Low Level | High Level |
---|---|
Compatibility with existing standards | |
Support for media tags | |
Support for a common time reference | |
Support for particular ABR media type | |
Specify the ABR parameters |
A user can play a continuous stream of adaptive bit rate content identified in media tags regardless of the particular adaptive bit rate method used to format the content. Continuous content could be a stream that is continuously encoded from a live source (e.g. it has no specific finite length) or a play list that is continually getting content appended and has a common time base.
Possible implementation:
There is no standard interface for continuous playback adaptive bit rate content. What should be standardized is:
None.
Low Level | High Level |
---|---|
Compatibility with existing standards | |
Support for media tags | |
Support for a common time reference | |
Support for particular ABR media type | |
Specify the ABR parameters |
A user can add timed tracks adaptive bit rate content at specific points in time regardless of the particular adaptive bit rate method used to format the content.
Possible implementation:
There is no standard interface for merging timed text tracks with adaptive bit rate content.
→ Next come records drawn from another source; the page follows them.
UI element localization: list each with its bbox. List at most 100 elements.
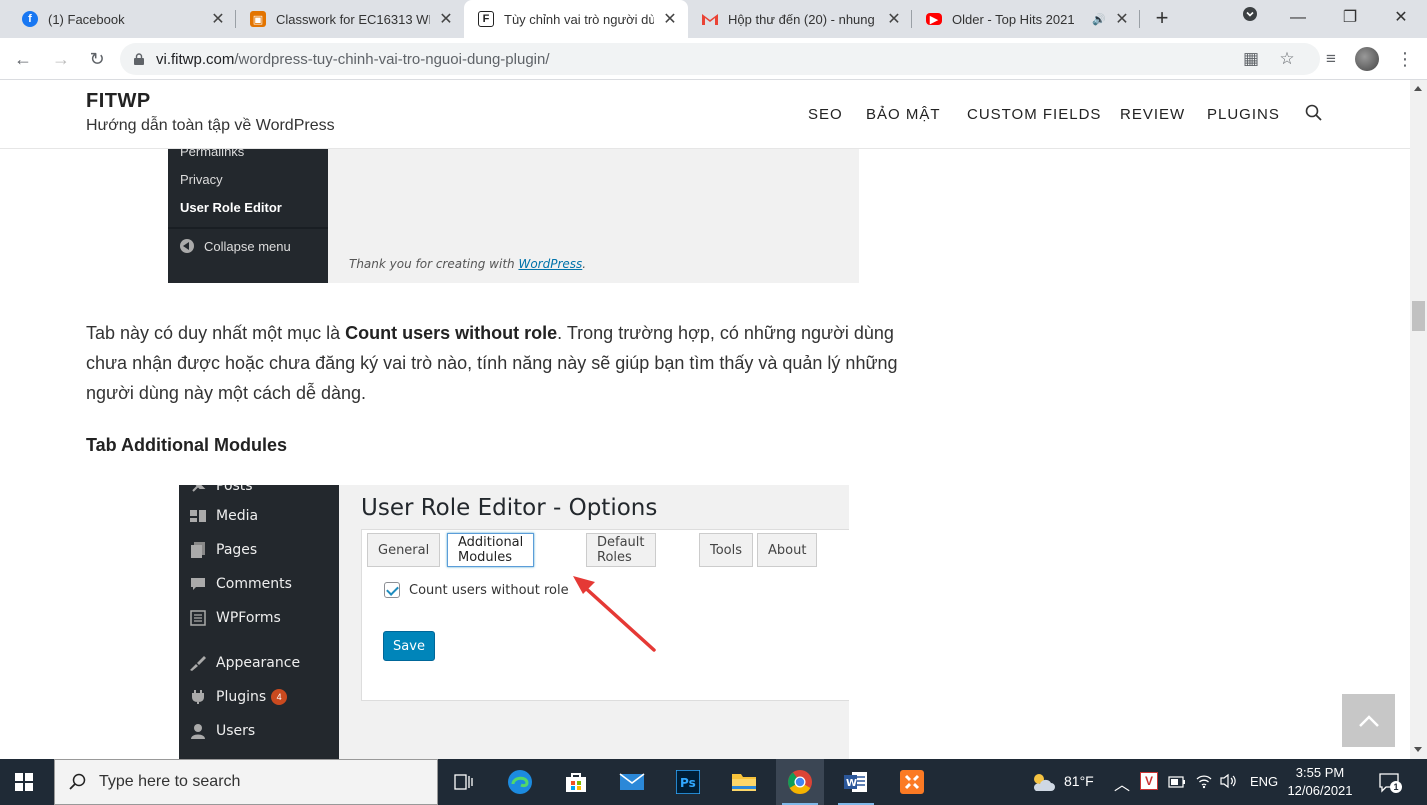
windows-logo-icon — [15, 773, 33, 791]
site-tagline: Hướng dẫn toàn tập về WordPress — [86, 117, 335, 134]
tab-general: General — [367, 533, 441, 567]
pages-icon — [188, 541, 208, 559]
tab-title: Classwork for EC16313 WE — [276, 11, 430, 27]
wp-admin-screenshot-1: Permalinks Privacy User Role Editor Coll… — [168, 149, 859, 283]
search-placeholder: Type here to search — [99, 773, 241, 790]
scrollbar-thumb[interactable] — [1412, 301, 1425, 331]
site-header: FITWP Hướng dẫn toàn tập về WordPress SE… — [0, 80, 1410, 149]
tab-fitwp[interactable]: F Tùy chỉnh vai trò người dù ✕ — [464, 0, 688, 38]
comments-icon — [188, 575, 208, 593]
clock-time: 3:55 PM — [1295, 765, 1345, 780]
xampp-icon[interactable] — [888, 759, 936, 805]
taskbar-clock[interactable]: 3:55 PM 12/06/2021 — [1285, 764, 1355, 800]
weather-temp: 81°F — [1064, 773, 1094, 789]
menu-permalinks: Permalinks — [180, 149, 245, 159]
page-scrollbar[interactable] — [1410, 80, 1427, 759]
minimize-icon[interactable]: — — [1286, 6, 1310, 30]
tab-search-icon[interactable] — [1238, 6, 1262, 30]
word-icon[interactable]: W — [832, 759, 880, 805]
close-icon[interactable]: ✕ — [886, 9, 902, 29]
close-icon[interactable]: ✕ — [662, 9, 678, 29]
svg-text:W: W — [846, 778, 857, 789]
nav-seo[interactable]: SEO — [808, 106, 843, 123]
gmail-icon — [702, 11, 718, 27]
photoshop-icon[interactable]: Ps — [664, 759, 712, 805]
qr-code-icon[interactable]: ▦ — [1238, 46, 1264, 72]
volume-icon[interactable] — [1220, 773, 1238, 794]
tab-tools: Tools — [699, 533, 754, 567]
battery-icon[interactable] — [1168, 775, 1186, 793]
tab-additional-modules: Additional Modules — [447, 533, 535, 567]
profile-avatar[interactable] — [1355, 47, 1379, 71]
notification-count: 1 — [1390, 781, 1402, 793]
count-users-checkbox — [384, 582, 400, 598]
scroll-down-icon — [1414, 747, 1422, 752]
tab-title: Tùy chỉnh vai trò người dù — [504, 11, 654, 27]
save-button: Save — [383, 631, 435, 661]
close-icon[interactable]: ✕ — [1114, 9, 1130, 29]
wp-admin-sidebar: Permalinks Privacy User Role Editor Coll… — [168, 149, 328, 283]
red-arrow-annotation — [573, 576, 656, 652]
tab-title: (1) Facebook — [48, 11, 125, 27]
file-explorer-icon[interactable] — [720, 759, 768, 805]
task-view-icon[interactable] — [440, 759, 488, 805]
nav-review[interactable]: REVIEW — [1120, 106, 1185, 123]
nav-plugins[interactable]: PLUGINS — [1207, 106, 1280, 123]
forward-icon[interactable]: → — [48, 46, 74, 72]
media-icon — [188, 507, 208, 525]
tab-classwork[interactable]: ▣ Classwork for EC16313 WE ✕ — [236, 0, 464, 38]
store-icon[interactable] — [552, 759, 600, 805]
taskbar-search[interactable]: Type here to search — [54, 759, 438, 805]
pin-icon — [188, 485, 208, 495]
restore-icon[interactable]: ❐ — [1338, 6, 1362, 30]
tab-title: Older - Top Hits 2021 — [952, 11, 1075, 27]
tab-gmail[interactable]: Hộp thư đến (20) - nhung ✕ — [688, 0, 912, 38]
menu-kebab-icon[interactable]: ⋮ — [1396, 46, 1414, 72]
close-window-icon[interactable]: ✕ — [1389, 6, 1413, 30]
facebook-icon: f — [22, 11, 38, 27]
antivirus-icon[interactable]: V — [1140, 772, 1158, 790]
wp-admin-screenshot-2: Posts Media Pages Comments WPForms Appea… — [179, 485, 849, 759]
bookmark-star-icon[interactable]: ☆ — [1274, 46, 1300, 72]
chevron-up-icon — [1358, 714, 1379, 727]
edge-icon[interactable] — [496, 759, 544, 805]
close-icon[interactable]: ✕ — [210, 9, 226, 29]
input-language[interactable]: ENG — [1250, 774, 1278, 789]
start-button[interactable] — [0, 759, 48, 805]
menu-users: Users — [179, 716, 339, 746]
weather-icon[interactable] — [1030, 771, 1056, 798]
wpforms-icon — [188, 609, 208, 627]
back-icon[interactable]: ← — [10, 46, 36, 72]
reload-icon[interactable]: ↻ — [84, 46, 110, 72]
search-icon[interactable] — [1305, 104, 1323, 122]
mail-icon[interactable] — [608, 759, 656, 805]
menu-media: Media — [179, 501, 339, 531]
tab-facebook[interactable]: f (1) Facebook ✕ — [8, 0, 236, 38]
tab-default-roles: Default Roles — [586, 533, 656, 567]
chrome-icon[interactable] — [776, 759, 824, 805]
address-bar[interactable]: vi.fitwp.com/wordpress-tuy-chinh-vai-tro… — [120, 43, 1320, 75]
close-icon[interactable]: ✕ — [438, 9, 454, 29]
nav-custom-fields[interactable]: CUSTOM FIELDS — [967, 106, 1101, 123]
article-paragraph: Tab này có duy nhất một mục là Count use… — [86, 323, 898, 403]
browser-toolbar: ← → ↻ vi.fitwp.com/wordpress-tuy-chinh-v… — [0, 38, 1427, 80]
new-tab-button[interactable]: + — [1150, 7, 1174, 31]
tab-youtube[interactable]: ▶ Older - Top Hits 2021 🔊 ✕ — [912, 0, 1140, 38]
notification-icon[interactable]: 1 — [1378, 771, 1402, 793]
tray-chevron-up-icon[interactable]: ︿ — [1114, 771, 1130, 795]
youtube-icon: ▶ — [926, 13, 942, 26]
section-heading: Tab Additional Modules — [86, 435, 287, 455]
scroll-up-icon — [1414, 86, 1422, 91]
site-brand[interactable]: FITWP — [86, 90, 151, 113]
nav-bao-mat[interactable]: BẢO MẬT — [866, 106, 941, 123]
clock-date: 12/06/2021 — [1287, 783, 1353, 798]
lock-icon — [134, 53, 144, 65]
media-control-icon[interactable]: ≡ — [1318, 46, 1344, 72]
wifi-icon[interactable] — [1195, 773, 1213, 794]
options-title: User Role Editor - Options — [361, 495, 658, 521]
menu-privacy: Privacy — [180, 172, 223, 187]
tab-about: About — [757, 533, 818, 567]
back-to-top-button[interactable] — [1342, 694, 1395, 747]
wp-footer-thanks: Thank you for creating with WordPress. — [349, 257, 587, 271]
audio-icon[interactable]: 🔊 — [1092, 13, 1106, 26]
What should be standardized is:
None.
Low Level | High Level |
---|---|
Compatibility with existing standards | |
Support for media tags | |
Support for a common time reference | |
Support for particular ABR media type | |
Specify the ABR parameters |
In the context of adaptive bit rate media, security is primarily concerned with ensuring that authorized users are able to play the media and unauthorized users are not. This may involve verifying that the content has been legally obtained. It may also mean that personally produced video is only viewable by friends and family. If viewing is intended to be restricted, a content protection system must be in place. Adaptive bit rate video should be treated the same as any video element in this regard. A content protection system for media elements has been proposed to the W3C HTML WG and is being reviewed. (Put reference here)
This proposal refers to work done in WHATWG regarding three implementation methods and their associated APIs.
This proposal was jointly developed by Microsoft, Google and Netflix. It is comprehensive and is intended to meet the requirements described in this document.
Many thanks to the members of the Media Pipeline Task Force of the W3C Web & TV Interest Group who collaborated to create this requirements document and reviewed the proposals to be submitted to the HTML WG for inclusion in the HTML specification.